Sollte im Analysenauftrag nicht explizit vermerkt sein, dass eine relative Quantifizierung mit Label gewünscht ist (bei Bedarf dies bitte im Feld "Comments" erwähnen), werden wir, da er experimentell einfacher ist, in der Regel automatisch den Label-freien Ansatz wählen. In einer Publikation aus dem Jahre 2006 wurde systematisch anhand von ca. 200 Proteinen untersucht wie die Ioisierungseffizienzen der resultierenden tryptischen Peptide im Vergleich zueinander aussehen. Interessanterweise hat man festgestellt, dass die Peptide mit den jeweils höchsten Ionisierungseffizienzen eines jeden Proteins mit einer akzeptablen moderaten Abweichung untereinander vergleichbar sind. Oder anders herum ausgedrückt, es macht praktische keinen Unterschied welches Protein man verdaut - es wird immer Peptide mit sehr hohen vergleichbaren Ionisierungseffizienzen geben. Diesen Ansatz machen sich inzwischen diverse Softwarepakete (u.a.

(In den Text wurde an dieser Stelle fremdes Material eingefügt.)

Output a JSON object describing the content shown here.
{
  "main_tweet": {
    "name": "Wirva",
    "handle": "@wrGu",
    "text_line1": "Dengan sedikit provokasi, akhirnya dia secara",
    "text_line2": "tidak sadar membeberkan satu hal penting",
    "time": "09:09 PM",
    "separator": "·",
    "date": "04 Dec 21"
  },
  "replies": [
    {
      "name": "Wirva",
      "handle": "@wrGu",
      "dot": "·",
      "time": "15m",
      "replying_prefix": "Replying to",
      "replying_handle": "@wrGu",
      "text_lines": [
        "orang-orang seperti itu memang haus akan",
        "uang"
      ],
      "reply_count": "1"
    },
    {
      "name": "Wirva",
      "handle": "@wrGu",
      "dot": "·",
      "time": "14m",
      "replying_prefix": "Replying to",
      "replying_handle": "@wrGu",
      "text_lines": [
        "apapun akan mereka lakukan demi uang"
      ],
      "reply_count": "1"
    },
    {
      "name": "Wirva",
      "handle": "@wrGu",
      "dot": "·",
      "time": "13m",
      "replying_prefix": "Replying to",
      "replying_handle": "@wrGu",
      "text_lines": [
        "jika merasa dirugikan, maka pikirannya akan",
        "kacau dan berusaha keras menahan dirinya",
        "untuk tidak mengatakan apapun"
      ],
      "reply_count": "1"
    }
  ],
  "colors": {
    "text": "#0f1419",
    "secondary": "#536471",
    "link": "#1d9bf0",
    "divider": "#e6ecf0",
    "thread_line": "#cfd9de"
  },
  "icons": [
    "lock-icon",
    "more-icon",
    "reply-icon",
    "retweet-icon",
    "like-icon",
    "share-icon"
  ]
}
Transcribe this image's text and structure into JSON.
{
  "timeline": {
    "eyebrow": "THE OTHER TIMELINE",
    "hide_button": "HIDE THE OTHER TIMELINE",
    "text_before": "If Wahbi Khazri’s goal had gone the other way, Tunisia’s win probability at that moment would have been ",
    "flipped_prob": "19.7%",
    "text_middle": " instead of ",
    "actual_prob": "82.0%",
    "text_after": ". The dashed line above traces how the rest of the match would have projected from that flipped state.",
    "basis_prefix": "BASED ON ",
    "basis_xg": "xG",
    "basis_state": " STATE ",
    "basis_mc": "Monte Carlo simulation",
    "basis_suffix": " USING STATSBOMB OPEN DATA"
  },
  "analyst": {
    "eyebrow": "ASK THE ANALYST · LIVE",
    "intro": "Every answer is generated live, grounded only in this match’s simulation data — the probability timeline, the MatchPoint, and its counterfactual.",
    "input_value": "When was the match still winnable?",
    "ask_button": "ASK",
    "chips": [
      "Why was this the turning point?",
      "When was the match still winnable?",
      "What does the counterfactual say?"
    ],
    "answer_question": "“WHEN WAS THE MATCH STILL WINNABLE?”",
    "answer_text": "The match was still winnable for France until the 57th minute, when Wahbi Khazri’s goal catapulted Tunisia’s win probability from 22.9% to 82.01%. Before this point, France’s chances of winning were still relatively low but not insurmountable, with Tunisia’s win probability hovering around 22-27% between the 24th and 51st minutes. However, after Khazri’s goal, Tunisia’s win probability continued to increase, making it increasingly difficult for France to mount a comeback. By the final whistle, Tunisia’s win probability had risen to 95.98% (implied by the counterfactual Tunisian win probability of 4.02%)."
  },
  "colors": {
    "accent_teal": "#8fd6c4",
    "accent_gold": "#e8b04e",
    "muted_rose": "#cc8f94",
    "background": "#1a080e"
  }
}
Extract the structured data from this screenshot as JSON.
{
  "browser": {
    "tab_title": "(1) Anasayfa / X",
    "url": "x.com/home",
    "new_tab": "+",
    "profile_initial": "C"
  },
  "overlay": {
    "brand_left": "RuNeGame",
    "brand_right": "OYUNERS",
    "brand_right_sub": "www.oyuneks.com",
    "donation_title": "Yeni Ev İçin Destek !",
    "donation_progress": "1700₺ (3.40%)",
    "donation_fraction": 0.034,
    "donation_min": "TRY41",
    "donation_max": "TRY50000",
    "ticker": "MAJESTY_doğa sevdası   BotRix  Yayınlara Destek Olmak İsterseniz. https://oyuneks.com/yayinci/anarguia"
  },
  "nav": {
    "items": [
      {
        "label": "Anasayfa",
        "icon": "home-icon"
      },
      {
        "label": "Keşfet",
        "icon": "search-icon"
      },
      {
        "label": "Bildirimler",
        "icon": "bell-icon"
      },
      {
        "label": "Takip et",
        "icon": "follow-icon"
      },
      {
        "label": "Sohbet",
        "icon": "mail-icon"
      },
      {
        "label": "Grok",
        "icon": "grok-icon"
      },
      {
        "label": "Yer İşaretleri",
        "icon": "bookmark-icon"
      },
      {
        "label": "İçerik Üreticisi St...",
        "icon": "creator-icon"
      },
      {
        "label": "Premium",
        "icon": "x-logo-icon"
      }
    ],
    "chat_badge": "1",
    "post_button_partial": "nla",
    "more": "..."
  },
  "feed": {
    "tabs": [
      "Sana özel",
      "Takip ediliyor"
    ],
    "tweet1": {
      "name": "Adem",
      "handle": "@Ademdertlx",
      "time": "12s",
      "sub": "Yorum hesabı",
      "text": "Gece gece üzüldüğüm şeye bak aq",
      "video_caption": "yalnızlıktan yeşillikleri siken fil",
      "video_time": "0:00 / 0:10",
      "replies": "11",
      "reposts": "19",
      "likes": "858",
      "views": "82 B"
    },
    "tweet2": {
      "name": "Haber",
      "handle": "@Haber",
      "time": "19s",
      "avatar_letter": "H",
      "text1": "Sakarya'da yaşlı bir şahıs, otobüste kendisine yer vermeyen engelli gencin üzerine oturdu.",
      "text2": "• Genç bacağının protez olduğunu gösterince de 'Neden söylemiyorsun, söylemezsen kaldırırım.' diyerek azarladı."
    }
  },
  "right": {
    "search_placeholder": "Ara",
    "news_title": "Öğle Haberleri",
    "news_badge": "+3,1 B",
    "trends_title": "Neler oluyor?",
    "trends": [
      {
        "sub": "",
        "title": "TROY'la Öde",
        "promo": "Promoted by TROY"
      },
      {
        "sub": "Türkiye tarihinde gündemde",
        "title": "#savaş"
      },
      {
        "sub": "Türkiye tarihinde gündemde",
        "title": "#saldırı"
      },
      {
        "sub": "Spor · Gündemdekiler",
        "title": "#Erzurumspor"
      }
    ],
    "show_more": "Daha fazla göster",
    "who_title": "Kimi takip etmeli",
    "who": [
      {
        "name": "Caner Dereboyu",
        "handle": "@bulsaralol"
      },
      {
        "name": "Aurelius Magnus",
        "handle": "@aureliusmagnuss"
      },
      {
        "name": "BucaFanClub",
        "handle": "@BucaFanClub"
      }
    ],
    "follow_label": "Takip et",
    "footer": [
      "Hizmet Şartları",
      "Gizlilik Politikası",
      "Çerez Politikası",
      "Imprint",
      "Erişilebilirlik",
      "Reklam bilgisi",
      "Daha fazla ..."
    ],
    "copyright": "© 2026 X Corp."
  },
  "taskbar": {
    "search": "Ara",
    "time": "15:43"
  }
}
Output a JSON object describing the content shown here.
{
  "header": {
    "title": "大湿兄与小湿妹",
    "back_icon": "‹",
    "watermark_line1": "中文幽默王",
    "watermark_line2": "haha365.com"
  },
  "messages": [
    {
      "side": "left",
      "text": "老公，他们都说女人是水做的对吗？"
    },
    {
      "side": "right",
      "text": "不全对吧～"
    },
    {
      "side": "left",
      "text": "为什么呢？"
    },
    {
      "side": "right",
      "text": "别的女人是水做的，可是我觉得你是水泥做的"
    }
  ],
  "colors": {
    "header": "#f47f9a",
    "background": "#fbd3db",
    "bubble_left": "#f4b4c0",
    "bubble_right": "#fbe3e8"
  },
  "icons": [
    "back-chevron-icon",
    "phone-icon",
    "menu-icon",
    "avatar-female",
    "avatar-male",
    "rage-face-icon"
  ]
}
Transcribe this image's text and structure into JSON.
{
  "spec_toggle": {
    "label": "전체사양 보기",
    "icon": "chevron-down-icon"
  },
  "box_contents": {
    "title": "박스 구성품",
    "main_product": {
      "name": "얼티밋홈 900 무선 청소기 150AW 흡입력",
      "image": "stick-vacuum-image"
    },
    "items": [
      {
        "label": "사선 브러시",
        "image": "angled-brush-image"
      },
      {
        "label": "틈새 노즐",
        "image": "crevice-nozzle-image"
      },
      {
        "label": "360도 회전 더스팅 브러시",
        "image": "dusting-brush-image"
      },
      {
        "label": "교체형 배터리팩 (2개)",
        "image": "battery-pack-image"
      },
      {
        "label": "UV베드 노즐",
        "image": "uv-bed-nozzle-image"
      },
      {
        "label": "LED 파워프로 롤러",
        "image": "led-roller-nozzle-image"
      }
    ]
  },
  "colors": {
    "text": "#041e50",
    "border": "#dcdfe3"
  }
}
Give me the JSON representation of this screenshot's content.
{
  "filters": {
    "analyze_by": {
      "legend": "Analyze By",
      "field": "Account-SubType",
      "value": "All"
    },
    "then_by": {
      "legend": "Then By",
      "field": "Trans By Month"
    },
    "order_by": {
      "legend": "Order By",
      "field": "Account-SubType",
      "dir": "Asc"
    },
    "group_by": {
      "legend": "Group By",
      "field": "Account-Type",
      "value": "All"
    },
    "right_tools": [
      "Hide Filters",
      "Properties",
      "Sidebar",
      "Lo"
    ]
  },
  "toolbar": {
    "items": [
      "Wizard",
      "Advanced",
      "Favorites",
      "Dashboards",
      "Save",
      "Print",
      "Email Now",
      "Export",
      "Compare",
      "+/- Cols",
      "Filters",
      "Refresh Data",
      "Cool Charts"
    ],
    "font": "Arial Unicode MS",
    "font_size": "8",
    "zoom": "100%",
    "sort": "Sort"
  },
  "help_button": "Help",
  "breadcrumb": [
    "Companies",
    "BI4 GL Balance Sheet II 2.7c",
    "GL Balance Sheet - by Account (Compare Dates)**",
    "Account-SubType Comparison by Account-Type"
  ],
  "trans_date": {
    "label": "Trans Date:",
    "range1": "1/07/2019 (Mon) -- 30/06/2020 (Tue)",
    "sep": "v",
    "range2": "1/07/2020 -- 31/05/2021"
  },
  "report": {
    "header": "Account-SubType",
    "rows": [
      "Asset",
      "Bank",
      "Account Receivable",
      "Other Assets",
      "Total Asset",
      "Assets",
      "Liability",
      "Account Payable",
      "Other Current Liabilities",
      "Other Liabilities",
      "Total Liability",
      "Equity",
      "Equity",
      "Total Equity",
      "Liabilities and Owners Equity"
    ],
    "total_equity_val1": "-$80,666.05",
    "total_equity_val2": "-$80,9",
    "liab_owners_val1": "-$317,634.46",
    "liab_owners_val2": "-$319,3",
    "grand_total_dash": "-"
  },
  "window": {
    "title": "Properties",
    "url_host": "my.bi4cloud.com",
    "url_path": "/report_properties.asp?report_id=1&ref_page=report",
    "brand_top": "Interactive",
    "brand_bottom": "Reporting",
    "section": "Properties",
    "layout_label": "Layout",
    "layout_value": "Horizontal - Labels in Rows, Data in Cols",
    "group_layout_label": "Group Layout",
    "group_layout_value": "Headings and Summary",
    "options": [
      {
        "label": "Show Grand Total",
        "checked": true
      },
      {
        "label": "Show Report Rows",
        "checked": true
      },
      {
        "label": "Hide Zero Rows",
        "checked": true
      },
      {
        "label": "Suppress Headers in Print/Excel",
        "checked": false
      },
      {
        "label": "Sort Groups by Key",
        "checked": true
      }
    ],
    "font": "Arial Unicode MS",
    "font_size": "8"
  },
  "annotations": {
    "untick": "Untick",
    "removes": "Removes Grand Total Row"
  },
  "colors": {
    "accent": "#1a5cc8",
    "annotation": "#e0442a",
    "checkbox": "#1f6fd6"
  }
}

MaxQuant und Proteome Discoverer) zu nutze. Für alle Peptid-IDs wird vereinfacht gesagt softwareseitig ein sogenanntes "Extract Ion chromatogramm" erstellt, dann die Fläche unter dem jeweiligen chromatographischen Peak bestimmt und die zwei bzw. drei intensivsten für ein jedes Protein werden aufsummiert bzw. gemittelt und miteinander verglichen. In den Proteome Discoverer Daten verbergen sich die Ergebnisse in der Spalte "Area". Allerdings ist es auch hier wichtig zu normieren. Hierfür verwendet man ein (oder mehrere...) nicht in der Probe vorkommendes möglichst sauberes Protein bekannter Konzentration. Damit kann man nicht nur Läufe relativ zueinander vergleichen, sondern wenn die Konzentration des Preoteins in der Probe genau bekannt ist auch Absolutkonzentrationen für alle identifizierten Proteine errechnen. Um eine bessere Statistik zu erhalten kann man technische Replikate, d.h. mehrere Messungen ein und derselben Probe, verwenden. Aus unserer Erfahrung mindestens ebenso wichtig für verlässliche Aussagen ist aber die Verwendung von min. 2 besser 3 oder mehr biologischer Replikate, da die biologische Varianz mitunter größer ist als die technische. Sind keine biologischen Replikate vorhanden werden wir technische Replikate messen.